Artiste : Uriah Heep
Origine : Royaume-Uni
Date de sortie : 1972
Genre : Heavy Rock / Progressive Rock / Heavy Metal
Ceci est la version française. To read the English version, click here
Il y a des albums qui te donnent l’impression qu’ils ont toujours été là, peu importe à quel moment tu les rencontre.
Pour moi, Uriah Heep ça m’évoque un truc que je devrais trouver désuet, une vieillerie de brocante. Un vinyle poussiéreux extirpé d’un carton mal rangé du grenier, que tu mets dans la platine de papa juste comme ça pour voir, parce que la pochette est colorée.
Uriah Heep, c’est le vieux rock pour les connaisseurs un peu. Ce nom qui te dit vaguement quelque chose une fois qu’on t’a un peu expliqué, coincé au fond de la photo de famille derrière Hendrix, les Doors, Yes et surtout derrière le trio gagnant Led Zep – Purple – Sabbath. Autant Black Sabbath étaient conspués par la presse malgré leur succès parce qu’ils étaient « un truc de dégénérés », Uriah Heep arrivés même pas 2 ans plus tard ont été tout aussi conspués – malgré un succès tout aussi conséquent – parce que « ils imitent Black Sabbath »… Alors que rien ne saurait être plus faux. A la fois proche du côté « heavy » et électrique de Black Sab ou Led Zep, et proche du côté lyrique/claviers de Deep Purple, Uriah Heep sont en même temps bien démarqués de ces trois titans. Ils jouent dans leur propre catégorie, ils sont perchés dans leur univers musical, haut en couleurs.

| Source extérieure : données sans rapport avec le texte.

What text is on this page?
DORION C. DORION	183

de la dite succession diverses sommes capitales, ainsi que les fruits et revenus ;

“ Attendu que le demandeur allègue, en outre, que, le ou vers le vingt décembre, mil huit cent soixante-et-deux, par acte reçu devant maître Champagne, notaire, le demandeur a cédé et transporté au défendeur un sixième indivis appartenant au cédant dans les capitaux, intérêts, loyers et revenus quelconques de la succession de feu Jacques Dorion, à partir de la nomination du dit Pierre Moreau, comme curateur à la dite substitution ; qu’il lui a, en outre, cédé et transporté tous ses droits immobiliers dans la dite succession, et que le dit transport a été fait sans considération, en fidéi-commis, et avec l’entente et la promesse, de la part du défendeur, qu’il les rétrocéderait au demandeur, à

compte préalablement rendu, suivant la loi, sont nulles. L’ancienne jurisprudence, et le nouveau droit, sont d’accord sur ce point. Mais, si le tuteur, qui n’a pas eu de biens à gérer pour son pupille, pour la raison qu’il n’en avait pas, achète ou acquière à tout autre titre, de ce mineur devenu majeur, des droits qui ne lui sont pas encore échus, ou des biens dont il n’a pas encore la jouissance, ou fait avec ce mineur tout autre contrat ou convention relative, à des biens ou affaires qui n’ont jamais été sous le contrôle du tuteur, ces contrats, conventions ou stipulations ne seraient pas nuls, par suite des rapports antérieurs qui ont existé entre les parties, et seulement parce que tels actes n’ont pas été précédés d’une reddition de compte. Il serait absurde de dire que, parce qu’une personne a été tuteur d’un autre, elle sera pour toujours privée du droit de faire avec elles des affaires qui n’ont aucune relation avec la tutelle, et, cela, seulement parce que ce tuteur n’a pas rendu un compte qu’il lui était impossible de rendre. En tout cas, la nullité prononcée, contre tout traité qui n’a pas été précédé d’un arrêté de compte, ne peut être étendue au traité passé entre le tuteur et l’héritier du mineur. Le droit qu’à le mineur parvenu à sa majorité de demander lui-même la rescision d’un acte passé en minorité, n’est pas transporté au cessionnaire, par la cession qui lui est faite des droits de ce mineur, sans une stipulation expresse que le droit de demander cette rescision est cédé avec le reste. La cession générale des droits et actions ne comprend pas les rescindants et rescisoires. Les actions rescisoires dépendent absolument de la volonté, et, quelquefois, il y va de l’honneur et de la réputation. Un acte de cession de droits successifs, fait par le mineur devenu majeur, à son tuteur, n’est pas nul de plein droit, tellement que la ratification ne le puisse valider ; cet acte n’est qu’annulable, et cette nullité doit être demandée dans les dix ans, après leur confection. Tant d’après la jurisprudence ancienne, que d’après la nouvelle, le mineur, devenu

Uriah Heep ont trouvé leur plus gros succès commercial et leur statut culte avec ce quatrième album, qui parachève la direction prise par le guitariste Mick Box qui maîtrise la wah-wah comme personne, le claviériste Ken Hensley et ses compositions lunaires, le pep’s du batteur Lee Kerslake, les lignes de basse mélodiques de Gary Thain et la voix multi-octave, quasi-opératique de David Byron. Et le mot qui me vient à l’esprit pour qualifier Demons & Wizards, résumer toute l’alchimie et l’alignement de planètes qui ont mené à ce résultat, c’est : « lumineux ».
Cet album transpire l’énergie qu’ils y ont mis, le plaisir qu’ils ont eu à composer et jouer tous ces morceaux, tous des classiques, tous différents et instantanément reconnaissables. Des premières mesures de The Wizard, chanson parfaite à chanter sous la douche, jusqu’au grand délire de The Spell, en passant par le rouleau-compresseur Easy Livin’, chacune de ces chansons est gravée dans l’inconscient collectif du Heavy Metal, et est aussi gravée dans le tien dès la première écoute.
S’ils sont aujourd’hui nettement plus oubliés du grand public que leurs confrères, il y a tellement de groupes et d’artistes qui leur doivent hommage – Blind Guardian, Queensrÿche, Dream Theater, Randy Rhoads, Queen, Ghost et j’en passe – qu’il est simplement faux de considérer qu’à l’origine du Metal était un Triumvirat. C’était un Carré d’As, les « Heep » étant l’As de Coeur.
Car c’est bien là que Demons & Wizards nous touche ; droit au coeur. C’est un album tour-à-tour mélancolique, drôle, jubilatoire, apaisant, kitsch et pétillant… Travelling in Time me donne toujours la pêche le matin, Circle of Hands me donne envie de chanter en chœur avec des amis autour d’un feu de camp, bras-dessus-bras-dessous. Ce disque, c’est un ami qui te réconforte, qui te donne le sourire et te dit que t’en fais pas, tout va bien se passer.
Je précise, je n’ai découvert Uriah Heep qu’à 30 ans – j’en ai 34 à la rédaction de ce pavé – mais tout dans cet album m’évoque des impressions bien plus anciennes, familières. Je l’ai écouté des milliers de fois et je l’écouterai encore sans jamais m’en lasser. Comme s’il avait toujours fait partie de moi.
Et j’espère qu’il fait aussi un peu partie de vous maintenant.